Meditate with St. Josemaria

  • They will achieve this aim by exercising the virtues of faith and hope, facing serenely all the great and small problems which confront any family, and persevering in the love and enthusiasm with which they fulfil their duties. In this way they practice the virtue of charity in all things. They learn to smile and forget about themselves in order to pay attention to others. Husband and wife will listen to each other and to their children, showing them that they are really loved and understood. They will forget about the unimportant little frictions that selfishness could magnify out of proportion. They will do lovingly all the small acts of service that make up their daily life together.
  • The aim is this: to sanctify family life, while creating at the same time a true family atmosphere. Many christian virtues are necessary in order to sanctify each day of one's life. First, the theological virtues, and then all the others: prudence, loyalty, sincerity, humility, industriousness, cheerfulness.... But when we talk about marriage and married life, we must begin by speaking clearly about the mutual love of husband and wife. (Christ is Passing By, 23)
  • I still pray aloud the bedside prayers I learnt as a child from my mother's lips, and I say so with the pride and gratitude of a son. They bring me closer to God and make me feel the love with which I learned to take my first steps as a Christian. And as I offer to God the day that is beginning, or thank Him for the day that is drawing to a close, I ask him to increase, in heaven, the happiness of those whom I especially love and to unite us there forever. (Conversations, 103)

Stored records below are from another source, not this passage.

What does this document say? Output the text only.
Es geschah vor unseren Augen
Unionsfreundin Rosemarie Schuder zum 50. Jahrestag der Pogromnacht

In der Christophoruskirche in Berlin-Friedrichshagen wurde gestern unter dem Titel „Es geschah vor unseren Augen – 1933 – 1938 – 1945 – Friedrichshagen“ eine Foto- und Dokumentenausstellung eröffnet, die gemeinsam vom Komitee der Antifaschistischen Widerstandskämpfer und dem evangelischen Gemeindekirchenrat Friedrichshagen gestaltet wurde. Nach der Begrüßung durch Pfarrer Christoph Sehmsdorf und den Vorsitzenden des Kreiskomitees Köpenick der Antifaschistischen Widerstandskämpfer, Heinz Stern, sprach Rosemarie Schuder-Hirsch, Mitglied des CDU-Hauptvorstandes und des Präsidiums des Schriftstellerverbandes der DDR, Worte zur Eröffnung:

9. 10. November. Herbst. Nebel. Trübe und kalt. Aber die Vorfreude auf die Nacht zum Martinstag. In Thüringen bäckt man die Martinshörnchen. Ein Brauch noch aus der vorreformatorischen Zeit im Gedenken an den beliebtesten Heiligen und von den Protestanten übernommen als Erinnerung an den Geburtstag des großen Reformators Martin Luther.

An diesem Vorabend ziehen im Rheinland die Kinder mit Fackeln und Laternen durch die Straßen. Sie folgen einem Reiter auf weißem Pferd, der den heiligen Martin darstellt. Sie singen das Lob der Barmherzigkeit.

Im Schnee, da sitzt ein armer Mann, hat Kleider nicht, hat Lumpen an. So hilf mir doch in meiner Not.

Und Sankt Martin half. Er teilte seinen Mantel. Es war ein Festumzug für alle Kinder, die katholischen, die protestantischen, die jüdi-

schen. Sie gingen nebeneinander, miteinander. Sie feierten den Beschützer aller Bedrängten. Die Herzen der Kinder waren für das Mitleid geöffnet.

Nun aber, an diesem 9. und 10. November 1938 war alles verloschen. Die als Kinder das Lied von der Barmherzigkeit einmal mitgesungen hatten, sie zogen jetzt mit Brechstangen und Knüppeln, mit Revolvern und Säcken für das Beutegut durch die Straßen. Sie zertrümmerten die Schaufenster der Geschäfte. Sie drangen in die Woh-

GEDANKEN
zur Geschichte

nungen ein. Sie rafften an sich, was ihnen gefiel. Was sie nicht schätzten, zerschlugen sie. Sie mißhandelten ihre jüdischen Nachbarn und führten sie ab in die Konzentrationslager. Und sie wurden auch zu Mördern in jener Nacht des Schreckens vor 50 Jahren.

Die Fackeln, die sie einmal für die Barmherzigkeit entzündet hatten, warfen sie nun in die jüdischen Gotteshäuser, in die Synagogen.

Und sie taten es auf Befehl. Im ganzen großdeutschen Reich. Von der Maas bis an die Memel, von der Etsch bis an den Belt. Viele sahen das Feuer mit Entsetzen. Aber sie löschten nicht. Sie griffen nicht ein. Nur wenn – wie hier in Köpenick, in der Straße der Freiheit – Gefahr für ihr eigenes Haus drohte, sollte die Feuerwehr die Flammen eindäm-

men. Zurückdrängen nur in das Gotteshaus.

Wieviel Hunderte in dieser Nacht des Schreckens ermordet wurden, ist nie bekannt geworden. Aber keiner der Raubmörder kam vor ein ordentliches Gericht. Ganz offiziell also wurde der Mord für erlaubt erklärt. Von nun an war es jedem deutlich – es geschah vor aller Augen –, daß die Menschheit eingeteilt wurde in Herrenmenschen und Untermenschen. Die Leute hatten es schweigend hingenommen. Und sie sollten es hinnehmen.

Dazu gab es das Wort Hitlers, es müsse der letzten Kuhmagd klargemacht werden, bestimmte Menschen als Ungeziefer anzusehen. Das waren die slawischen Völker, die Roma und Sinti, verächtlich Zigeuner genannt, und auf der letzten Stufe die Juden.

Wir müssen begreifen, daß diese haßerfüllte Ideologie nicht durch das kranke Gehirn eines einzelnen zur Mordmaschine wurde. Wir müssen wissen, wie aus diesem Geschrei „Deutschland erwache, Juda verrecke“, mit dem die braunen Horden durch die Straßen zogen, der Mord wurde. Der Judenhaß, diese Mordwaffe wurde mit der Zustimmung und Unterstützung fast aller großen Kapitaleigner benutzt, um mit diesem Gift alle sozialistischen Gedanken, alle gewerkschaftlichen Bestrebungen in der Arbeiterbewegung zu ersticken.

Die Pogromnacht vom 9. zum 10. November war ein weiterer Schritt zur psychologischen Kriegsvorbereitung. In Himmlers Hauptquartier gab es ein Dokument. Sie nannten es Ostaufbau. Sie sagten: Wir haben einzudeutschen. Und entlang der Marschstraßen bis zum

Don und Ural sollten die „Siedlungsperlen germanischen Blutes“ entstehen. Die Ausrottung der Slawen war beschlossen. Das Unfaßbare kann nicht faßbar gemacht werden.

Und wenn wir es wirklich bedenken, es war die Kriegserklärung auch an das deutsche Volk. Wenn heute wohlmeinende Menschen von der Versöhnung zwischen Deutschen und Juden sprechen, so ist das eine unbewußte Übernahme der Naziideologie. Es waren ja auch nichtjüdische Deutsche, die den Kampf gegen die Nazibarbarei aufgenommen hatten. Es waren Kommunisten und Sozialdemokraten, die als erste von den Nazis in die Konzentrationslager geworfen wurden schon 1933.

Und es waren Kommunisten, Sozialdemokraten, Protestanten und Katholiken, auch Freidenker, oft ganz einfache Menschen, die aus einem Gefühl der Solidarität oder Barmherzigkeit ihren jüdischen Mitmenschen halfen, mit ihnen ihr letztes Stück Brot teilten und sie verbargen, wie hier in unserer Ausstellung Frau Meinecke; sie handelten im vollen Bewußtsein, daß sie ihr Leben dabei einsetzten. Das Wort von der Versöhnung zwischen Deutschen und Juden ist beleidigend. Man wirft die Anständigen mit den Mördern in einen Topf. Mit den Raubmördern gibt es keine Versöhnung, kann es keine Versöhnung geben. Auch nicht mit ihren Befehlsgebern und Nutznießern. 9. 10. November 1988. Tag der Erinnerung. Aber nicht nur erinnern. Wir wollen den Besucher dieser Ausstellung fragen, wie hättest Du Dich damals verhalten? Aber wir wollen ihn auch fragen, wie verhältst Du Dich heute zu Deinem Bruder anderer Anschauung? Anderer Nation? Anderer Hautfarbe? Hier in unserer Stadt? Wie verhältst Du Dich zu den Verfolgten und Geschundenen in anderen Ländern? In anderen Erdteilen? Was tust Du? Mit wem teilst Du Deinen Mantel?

11. Does the Church allow spouses to separate?

There are situations in which living together in marriage becomes practically impossible for a variety of reasons. In such cases, the Church admits the physical separation of the spouses and the end of cohabitation. The spouses do not cease to be husband and wife before God; nor are they free to enter into a new union. In this difficult situation, the best solution would be, if possible, reconciliation. The Christian community is called to help these people to live their situation in a Christian way in fidelity to their marriage bond which remains indissoluble (Catechism of the Catholic Church, 1649).